Both shore cleanup crews in California and researchers studying the effects of European plastic bag bans have seen a decisive decline in bags on shores and in the oceans, respectively, since their respective bans.
Plastic in general has even been found all over the oceans, from that poor pilot whale’s stomach to the stomachs of shorebirds to the depths of the Mariana Trench. Scientists are still working out all the impacts, but what we’ve learned so far is alarming.
“There is a growing body of experimental evidence that shows that there are some sublethal impacts on kidney and liver function—maybe some reproductive effects,” to the near-ubiquitous ingestion of plastic by marine animals, Anela Choy of the Monterey Bay Aquarium Research Institute told Earther.
At the same time, trying to identify the origins—bags or otherwise—of this plastic is the “wild west,” according to Woods Hole Oceanographic Institute researcher Christopher Reddy. That’s because a huge amount of it exists as tiny pieces known as microplastic.
According to the Scripps Oceanographic Institute’s Jennifer Brandon, the most common type of microplastic out there is polyethylene, essentially the same stuff our carry out bags are made of. Still, nobody can really say how much of our current microplastic problem comes courtesy of them.

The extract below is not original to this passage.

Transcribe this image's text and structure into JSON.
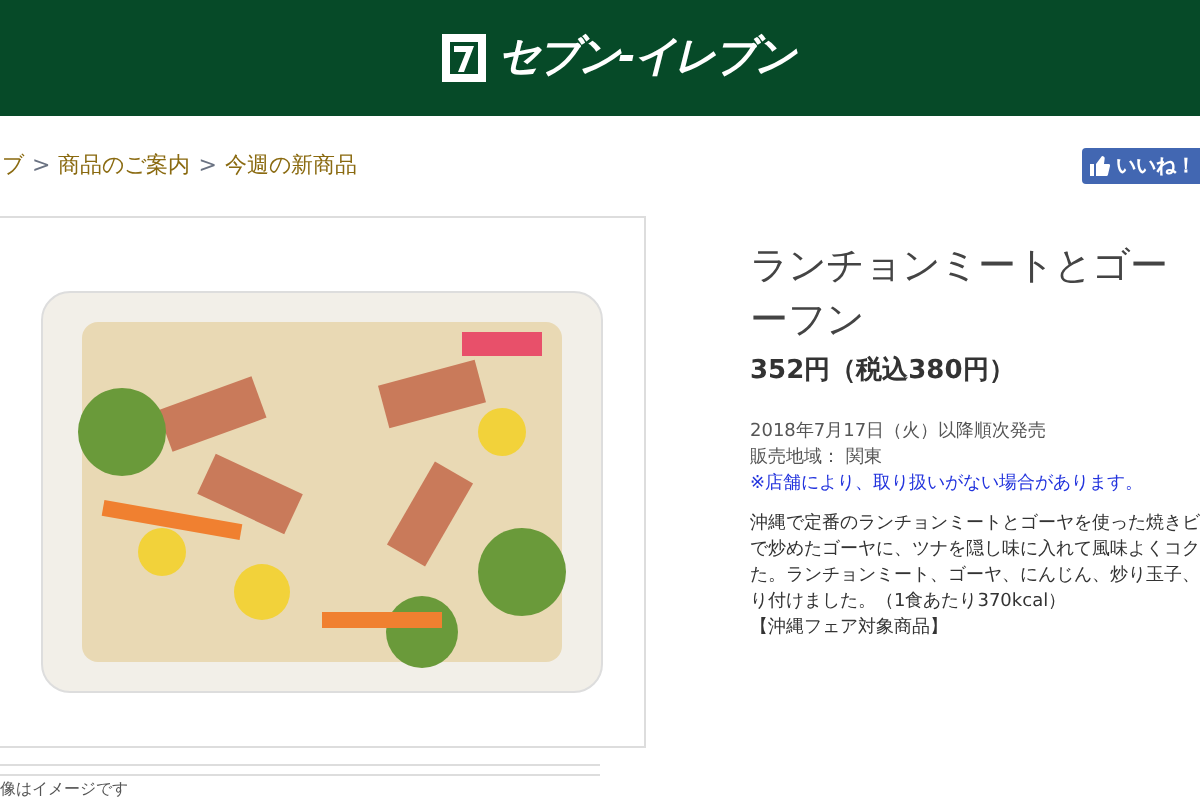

So, if plastic bag bans can reduce pollution, but leave us with bags that are less sustainable in other categories, what are we to do?
Well, for coastal areas, plastic bag bans probably make sense. For everywhere else, it’s a bit more dependent on how much we reuse those reusable bags.
As a general rule if you’re using totes, use them like hell. Sadly, some surveys suggest that people forget their totes on 40 percent of grocery trips. Others peg them as only getting used, on average, 15 times—a far cry from 7,100. What you can’t put in the totes, just put in plastic bags, and reuse said bags.
Or, if you have a bike with a rack, get pannier bags, They double as totes. Plus, cycling to the store is better anyway.